Я очень любил ходить в одиночку по Москве. Тетя Женя жила на улице Воровского, 20. Одна дальняя родственница жила на Ленинградском шоссе, 16. Еще кто-то жил на площади М. Расковой. По всем этим адресам я ходил пешком. Иногда днем можно было увидеть, как в небе кружит немецкий самолет-разведчик. По нему били зенитки, а тревоги даже не объявляли. На улицах были военные патрули, но меня ни разу не останавливали. В витринах магазинов еще стояли старые консервы и разные продукты. Однажды осколок разбил у нас на улице стекло витрины, и посыпалась целая гора белых банок с надписью “CHATRA” – камчатские крабы. Я набрал целую сумку этих крабов, но мои соседки-кормилицы даже не стали их есть. Они приносили из столовой картофельные очистки и пекли из них оладушки. Я эти оладушки очень любил, казалось, ничего нет вкуснее на свете.

Во дворе у нас сделали какую-то военную овощную базу. Машины приезжали и разгружались по ночам. Мы, дети, помогали втроем-вчетвером таскать тяжелые мешки. За это нам давали картошку, лук, капусту, турнепс. Но главное, самое ценное – сухофрукты. Кое-что, конечно, мы припрятывали сами, по карманам. Я с гордостью, помню, приносил соседкам свой “вклад” в общий котел.
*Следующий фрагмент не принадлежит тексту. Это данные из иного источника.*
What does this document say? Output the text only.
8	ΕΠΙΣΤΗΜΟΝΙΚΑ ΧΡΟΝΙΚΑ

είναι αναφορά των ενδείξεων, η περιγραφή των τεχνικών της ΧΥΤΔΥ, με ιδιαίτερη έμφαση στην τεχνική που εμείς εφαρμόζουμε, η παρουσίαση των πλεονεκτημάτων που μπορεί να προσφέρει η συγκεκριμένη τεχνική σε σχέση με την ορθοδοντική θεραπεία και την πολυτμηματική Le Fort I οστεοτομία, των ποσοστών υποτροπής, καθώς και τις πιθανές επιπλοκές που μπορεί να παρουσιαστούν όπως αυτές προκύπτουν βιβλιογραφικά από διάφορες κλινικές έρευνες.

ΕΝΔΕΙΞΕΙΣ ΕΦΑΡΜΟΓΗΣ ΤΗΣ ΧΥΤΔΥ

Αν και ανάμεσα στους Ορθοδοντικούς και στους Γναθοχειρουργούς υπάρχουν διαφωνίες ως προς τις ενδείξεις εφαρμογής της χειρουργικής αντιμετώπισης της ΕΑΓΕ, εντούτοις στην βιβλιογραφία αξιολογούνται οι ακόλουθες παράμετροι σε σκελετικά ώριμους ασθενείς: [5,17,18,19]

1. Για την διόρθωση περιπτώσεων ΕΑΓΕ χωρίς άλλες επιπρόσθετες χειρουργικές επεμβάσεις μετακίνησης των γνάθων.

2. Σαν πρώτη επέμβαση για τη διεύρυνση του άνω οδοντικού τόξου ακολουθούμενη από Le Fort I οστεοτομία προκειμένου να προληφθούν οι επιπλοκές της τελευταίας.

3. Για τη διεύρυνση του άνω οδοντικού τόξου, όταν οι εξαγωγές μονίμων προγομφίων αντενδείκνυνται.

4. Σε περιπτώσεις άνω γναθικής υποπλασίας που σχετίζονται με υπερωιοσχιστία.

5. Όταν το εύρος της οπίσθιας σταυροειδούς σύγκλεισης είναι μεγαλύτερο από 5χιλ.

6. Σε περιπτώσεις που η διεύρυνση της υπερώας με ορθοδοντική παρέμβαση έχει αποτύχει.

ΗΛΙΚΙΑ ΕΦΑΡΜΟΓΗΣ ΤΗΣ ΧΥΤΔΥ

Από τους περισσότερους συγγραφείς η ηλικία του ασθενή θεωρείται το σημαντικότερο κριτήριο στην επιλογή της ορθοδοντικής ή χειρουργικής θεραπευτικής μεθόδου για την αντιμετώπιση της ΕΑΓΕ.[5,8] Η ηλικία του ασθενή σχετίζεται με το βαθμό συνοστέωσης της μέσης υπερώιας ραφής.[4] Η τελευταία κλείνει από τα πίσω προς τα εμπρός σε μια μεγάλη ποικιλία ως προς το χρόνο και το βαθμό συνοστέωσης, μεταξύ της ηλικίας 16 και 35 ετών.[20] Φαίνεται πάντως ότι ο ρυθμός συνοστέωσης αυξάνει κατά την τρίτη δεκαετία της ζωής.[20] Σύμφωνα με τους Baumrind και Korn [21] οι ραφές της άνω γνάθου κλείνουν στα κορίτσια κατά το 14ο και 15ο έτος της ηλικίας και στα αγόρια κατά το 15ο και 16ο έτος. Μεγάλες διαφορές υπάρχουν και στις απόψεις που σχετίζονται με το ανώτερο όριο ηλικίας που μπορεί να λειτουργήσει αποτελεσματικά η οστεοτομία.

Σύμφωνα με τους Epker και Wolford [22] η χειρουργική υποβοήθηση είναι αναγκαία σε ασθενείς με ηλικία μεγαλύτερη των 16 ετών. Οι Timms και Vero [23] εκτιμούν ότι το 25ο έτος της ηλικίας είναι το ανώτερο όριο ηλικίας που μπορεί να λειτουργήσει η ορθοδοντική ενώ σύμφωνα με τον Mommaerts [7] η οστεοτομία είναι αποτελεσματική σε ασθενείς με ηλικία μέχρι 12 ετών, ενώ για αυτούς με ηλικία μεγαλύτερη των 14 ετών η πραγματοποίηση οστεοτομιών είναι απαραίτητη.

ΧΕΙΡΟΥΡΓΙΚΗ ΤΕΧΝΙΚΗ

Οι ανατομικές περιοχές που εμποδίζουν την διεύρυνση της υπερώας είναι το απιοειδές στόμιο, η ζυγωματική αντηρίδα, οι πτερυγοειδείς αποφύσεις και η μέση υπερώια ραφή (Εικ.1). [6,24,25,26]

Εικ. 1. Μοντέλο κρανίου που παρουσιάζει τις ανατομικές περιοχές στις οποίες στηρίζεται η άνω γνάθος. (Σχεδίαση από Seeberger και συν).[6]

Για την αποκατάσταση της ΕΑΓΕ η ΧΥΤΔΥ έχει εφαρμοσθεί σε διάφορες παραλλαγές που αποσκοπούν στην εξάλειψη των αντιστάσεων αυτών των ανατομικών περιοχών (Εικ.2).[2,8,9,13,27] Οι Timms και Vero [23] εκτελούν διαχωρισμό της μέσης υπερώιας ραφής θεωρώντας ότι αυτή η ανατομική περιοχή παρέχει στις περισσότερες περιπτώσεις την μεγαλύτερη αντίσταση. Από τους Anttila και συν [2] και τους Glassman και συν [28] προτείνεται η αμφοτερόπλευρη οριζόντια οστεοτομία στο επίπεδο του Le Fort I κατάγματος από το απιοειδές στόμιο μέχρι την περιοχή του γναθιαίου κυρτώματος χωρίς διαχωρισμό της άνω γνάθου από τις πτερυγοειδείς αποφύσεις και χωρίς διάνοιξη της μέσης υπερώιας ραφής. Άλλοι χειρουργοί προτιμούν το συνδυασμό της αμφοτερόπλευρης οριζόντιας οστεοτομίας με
Соседки приглашали меня к себе, когда к ним приходили в гости военные дяди. Заводили патефон, ужинали, что-то выпивали, если у кого была гитара, пели песни. Когда электричество не работало, сидели при коптилке – керосиновой лампе; было весело, тепло, уютно, очень трогательно, как в кино. Девушки были всегда красивы: накрашены, причесаны. Военные были не простые, а командиры с “кубиками”. Сидели обычно в углу большой комнаты, где до войны жила женщина по имени Ася Семеновна. Но ничего в этой комнате трогать было нельзя, всё оставалось на своих местах. Девушки говорили, что война скоро кончится и хозяева вернутся. Когда начинались танцы, я уходил к себе, ложился на раскладушку и начинал размышлять обо всем увиденном за день. Меня очень радовало, что никто не спрашивал, где мои родители, кто они. Я все равно не знал что сказать, но боялся этого вопроса. Бабушка никогда не говорила со мной ни о маме, ни о папе. Только когда собирала маме посылку; всегда долго плакала. Мне казалось, что она за что-то очень обижена на маму. (За что именно, я узнал только сорок лет спустя.) Дети “врагов народа” в нашем дворе тоже молчали о своих родителях. Те, у кого всё было в порядке, ни о чем не спрашивали, только как бы слегка сторонились нас. Мне казалось – все понимали, что никто ни в чем не виноват, что в Москве всё может случиться с каждым, тем более во время войны. Между прочим, ставка Сталина была совсем рядом с нами, у метро “Кировская”, в подземелье Демидовского особняка на улице Стопани. У нас во дворе все это знали. Снаружи не было заметно особых укреплений или охраны. На площади Тургенева рядом со всеми любимой Тургеневской читальней, куда я еще ходил в первом классе, среди мешков с песком стояли две зенитки. Такие же зенитки стояли во дворе Дома пионеров. Я, помню, никак не мог себе представить, что немцы будут в Москве, тем более – на нашей улице Кирова. Поэтому не было страшно. А может быть, просто после 37-го года для тех, кто его пережил, всё самое страшное уже случилось.

Московская паника

Вообще-то, вспоминая Москву 1941 года, я думаю, что рядовые люди не очень понимали положение на фронтах. Во всяком случае, до 16 октября, до знаменитой московской паники. Сводки с фронтов по радио были очень короткие и непонятные. Было много музыки, какие-то детские передачи – всё как до войны. На улице было много театральных афиш разных спектаклей, оперетт, концертов. Как будто всё в порядке. К затемнению, тревогам, ежам давно привыкли.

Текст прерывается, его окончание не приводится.